We use multiple environments with lots of microservices with lots of different systems generating logs. The historic way of looking at logs was to get them from the pod directly. There wasn’t a relationship between functionality, the actual part of the business that service was being used by, what the developers viewed it as, and what the infrastructure side viewed as logging. You had logs and you had traces, or logs associated with a service. They weren’t connected. For log management, we had an internal Wiki with hundreds of queries. Whenever you needed to look something up, it was a case of going to the Wiki, finding the obscure query, hoping it works, and if it didn’t, trying to modify it. It was an in-depth process to figure out if someone had already come up with a solution. 

With our distributed environment, we use logs quite heavily. A huge benefit of New Relic has been using logs in context. Now we can tie a log to a single trace and see it all together into a single view: here is a service, here’s what it's dependent on, and here are the outputted logs. In New Relic, we can see what the service is, and know how it’s connected to the rest of our estate, and then view the logs for that in the context of its interaction with the other services in our estate—that’s a big part of our success. Now we can go into the application view and drill into the logs from there. It’s a couple of quick clicks, which helps minimize additional cognitive load.

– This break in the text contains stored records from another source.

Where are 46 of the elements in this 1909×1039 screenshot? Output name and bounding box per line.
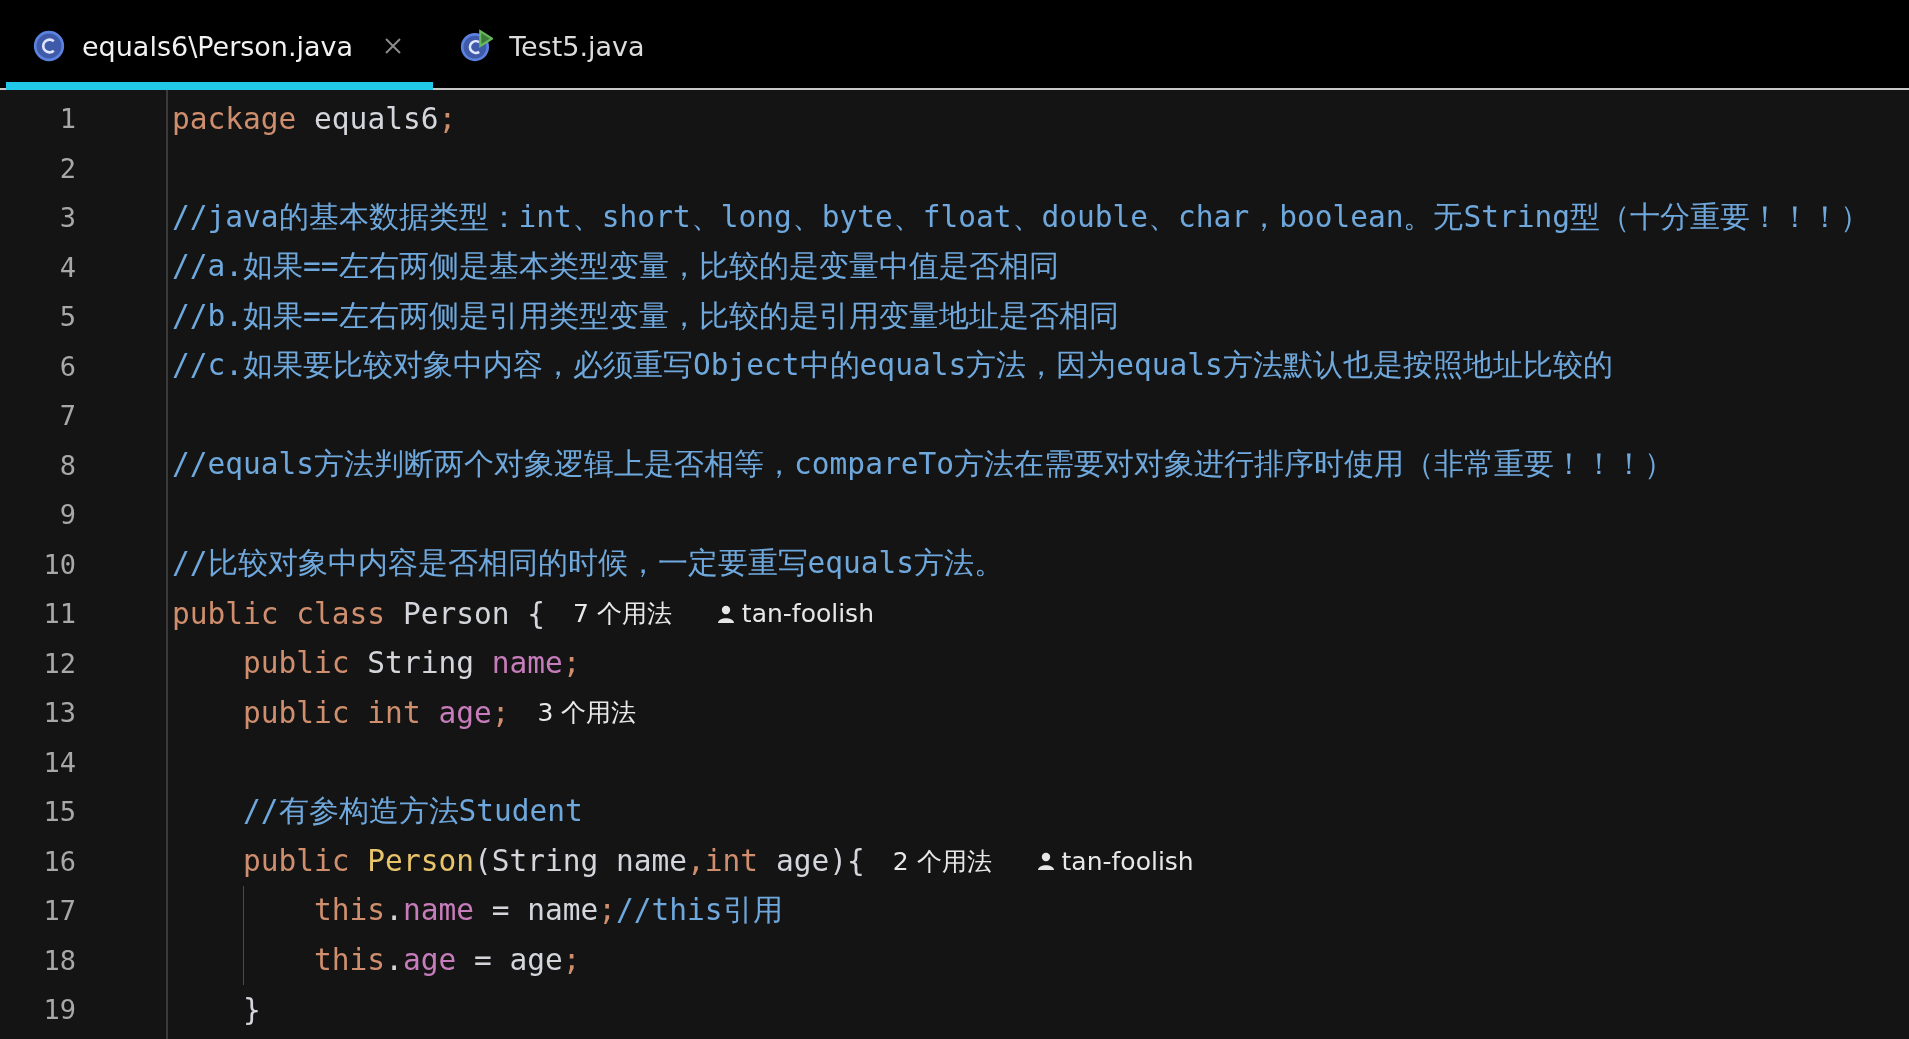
line-number: 18 [42, 944, 76, 976]
usages-hint[interactable]: 3 个用法 [537, 696, 637, 730]
code-line: //b.如果==左右两侧是引用类型变量，比较的是引用变量地址是否相同 [172, 297, 1119, 335]
person-icon [1035, 851, 1056, 872]
code-line: //a.如果==左右两侧是基本类型变量，比较的是变量中值是否相同 [172, 248, 1059, 286]
author-hint[interactable]: tan-foolish [1035, 846, 1194, 876]
class-file-icon [32, 29, 66, 63]
code-line: //java的基本数据类型：int、short、long、byte、float、double、char，boolean。无String型（十分重要！！！） [172, 198, 1871, 236]
line-number: 11 [42, 598, 76, 630]
line-number: 3 [58, 202, 76, 234]
line-number: 6 [58, 350, 76, 382]
line-number: 14 [42, 746, 76, 778]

Alerts to improve productivity

We’ve customized our alerts so they are sent to our Microsoft Teams channel. New Relic has the ability to share a link to an alert. It’s a really small capability, but it’s a lifesaver. Every page has a share button. For instance, if we have a specific trace, we can just copy the link, which includes the time window of the trace, and share it in chat. Instead of wasting time with meetings, where someone then needs to load specific data and then try and reproduce their query in order to share it with others, we can now share that data in a couple of seconds. 

Terraform for automation

New Relic also has a very rich API with a really strong Terraform provider. At IGS, we have a lot of dynamic environments. We create one for each code change. The ability to use Terraform to create dashboards and workload views and to add any customizations or alerts we need for a given environment means we can have these alerts as part of the code review. Using the same technology in the same languages has been huge. We can write infrastructure code for that in the same way we write for anything else. Then we can have that deployed per environment. It’s made a standardized workflow for us, across both software engineering and the site. 



Intelligent Growth Solutions (IGS) grows nutritious and tasty food via automated growth towers. As IGS scales up and brings more data and complexity into operations, they're shifting left to predict issues before they occur by seeing what software performance will look like during development and staging pipelines.